Juru Bicara KPK, Budi Prasetyo mengatakan bahwa dugaan pergeseran anggaran untuk Unit Pelaksana Teknis Jalan dan Jembatan di Dinas PUPR-PKPP tersebut ditentukan oleh Abdul Wahid saat dirinya masih menjabat sebagai Gubernur Riau.
“Para saksi didalami penyidik soal penggeseran anggaran untuk Unit Pelaksana Teknis Jalan dan Jembatan Dinas Pekerjaan Umum, Penataan Ruang, Perumahan, Kawasan Permukiman dan Pertanahan (PUPRPKPP) Riau yang ditentukan oleh Gubernur Riau,” kata Budi, dikutip Sabtu (6/12/2025).
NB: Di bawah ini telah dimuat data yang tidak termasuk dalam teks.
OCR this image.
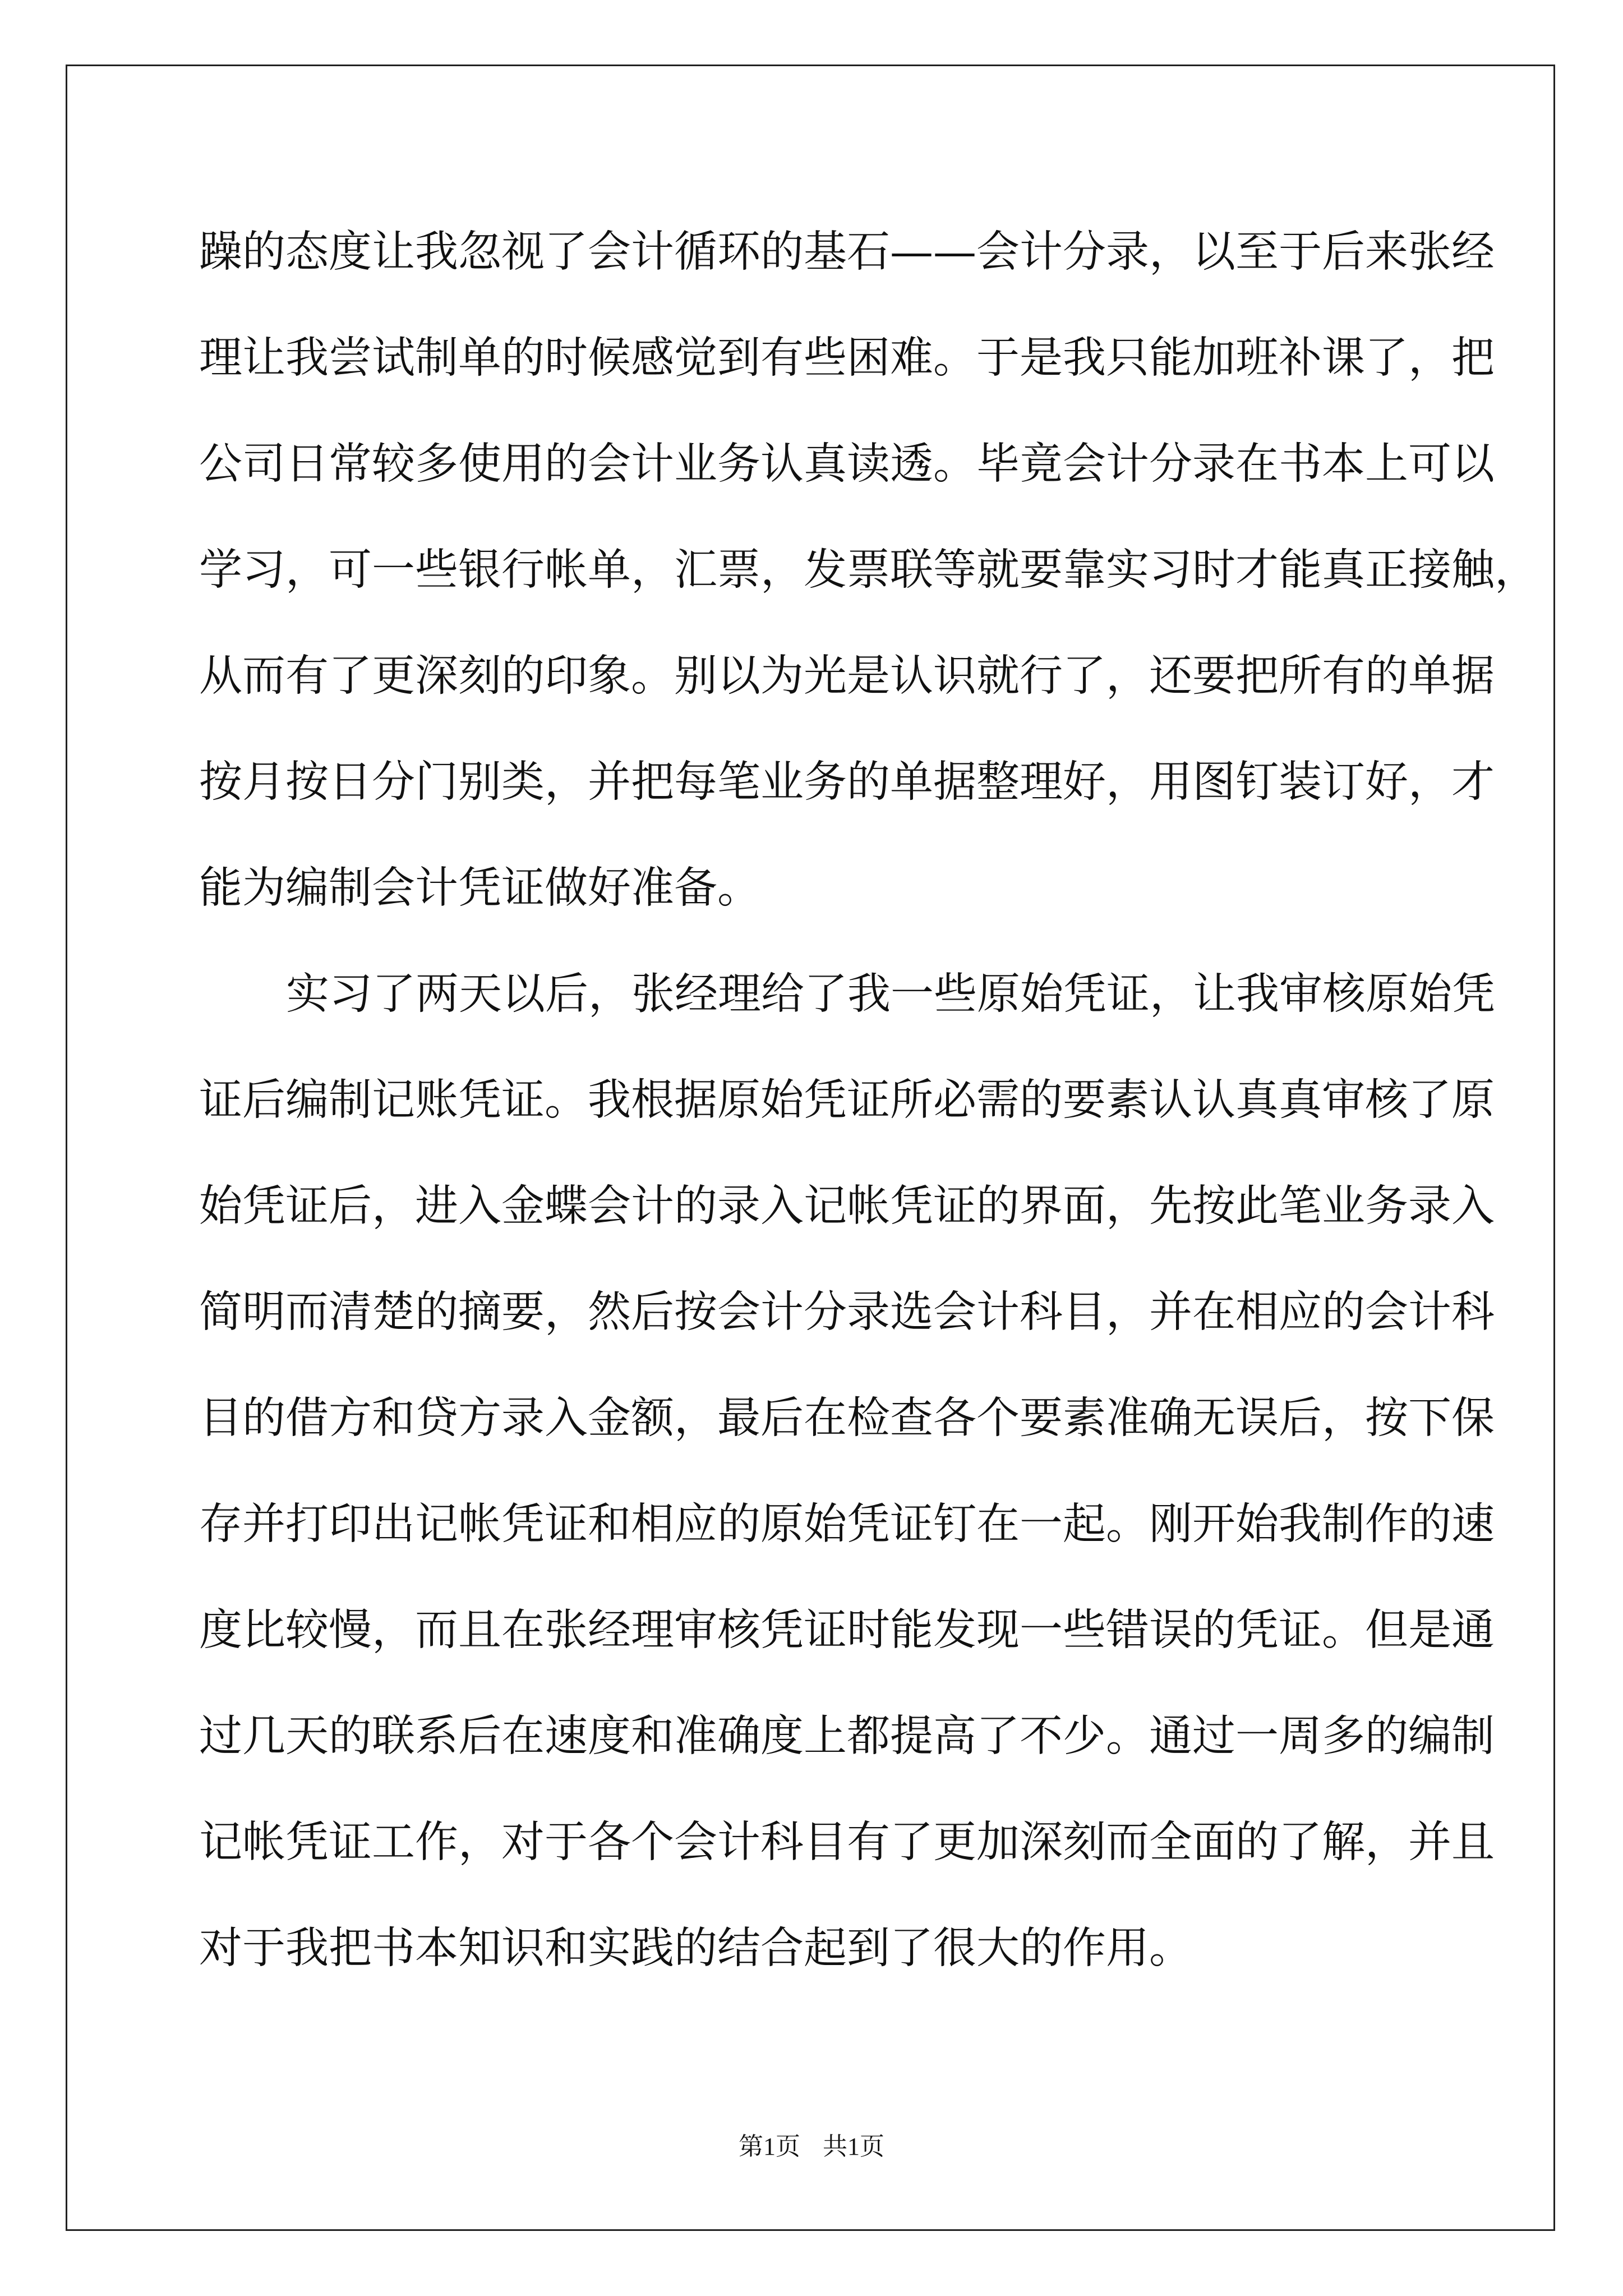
躁的态度让我忽视了会计循环的基石——会计分录，以至于后来张经
理让我尝试制单的时候感觉到有些困难。于是我只能加班补课了，把
公司日常较多使用的会计业务认真读透。毕竟会计分录在书本上可以
学习，可一些银行帐单，汇票，发票联等就要靠实习时才能真正接触，
从而有了更深刻的印象。别以为光是认识就行了，还要把所有的单据
按月按日分门别类，并把每笔业务的单据整理好，用图钉装订好，才
能为编制会计凭证做好准备。
实习了两天以后，张经理给了我一些原始凭证，让我审核原始凭
证后编制记账凭证。我根据原始凭证所必需的要素认认真真审核了原
始凭证后，进入金蝶会计的录入记帐凭证的界面，先按此笔业务录入
简明而清楚的摘要，然后按会计分录选会计科目，并在相应的会计科
目的借方和贷方录入金额，最后在检查各个要素准确无误后，按下保
存并打印出记帐凭证和相应的原始凭证钉在一起。刚开始我制作的速
度比较慢，而且在张经理审核凭证时能发现一些错误的凭证。但是通
过几天的联系后在速度和准确度上都提高了不少。通过一周多的编制
记帐凭证工作，对于各个会计科目有了更加深刻而全面的了解，并且
对于我把书本知识和实践的结合起到了很大的作用。
第1页 共1页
Adapun, mereka yang dinimtai keteranganya sebagai saksi oleh penyidik lembaga antirasuah adalah M. Taufiq Oesman Hamid selaku Penjabat Sekretaris Daerah Riau, Yan Dharmadi selaku Pelaksana Tugas Kepala Inspektorat Riau, M. Job Kurniawan selaku mantan Pj Sekda Riau,lalu SYR selaku ASN di Dinas PUPR-PKPP Riau.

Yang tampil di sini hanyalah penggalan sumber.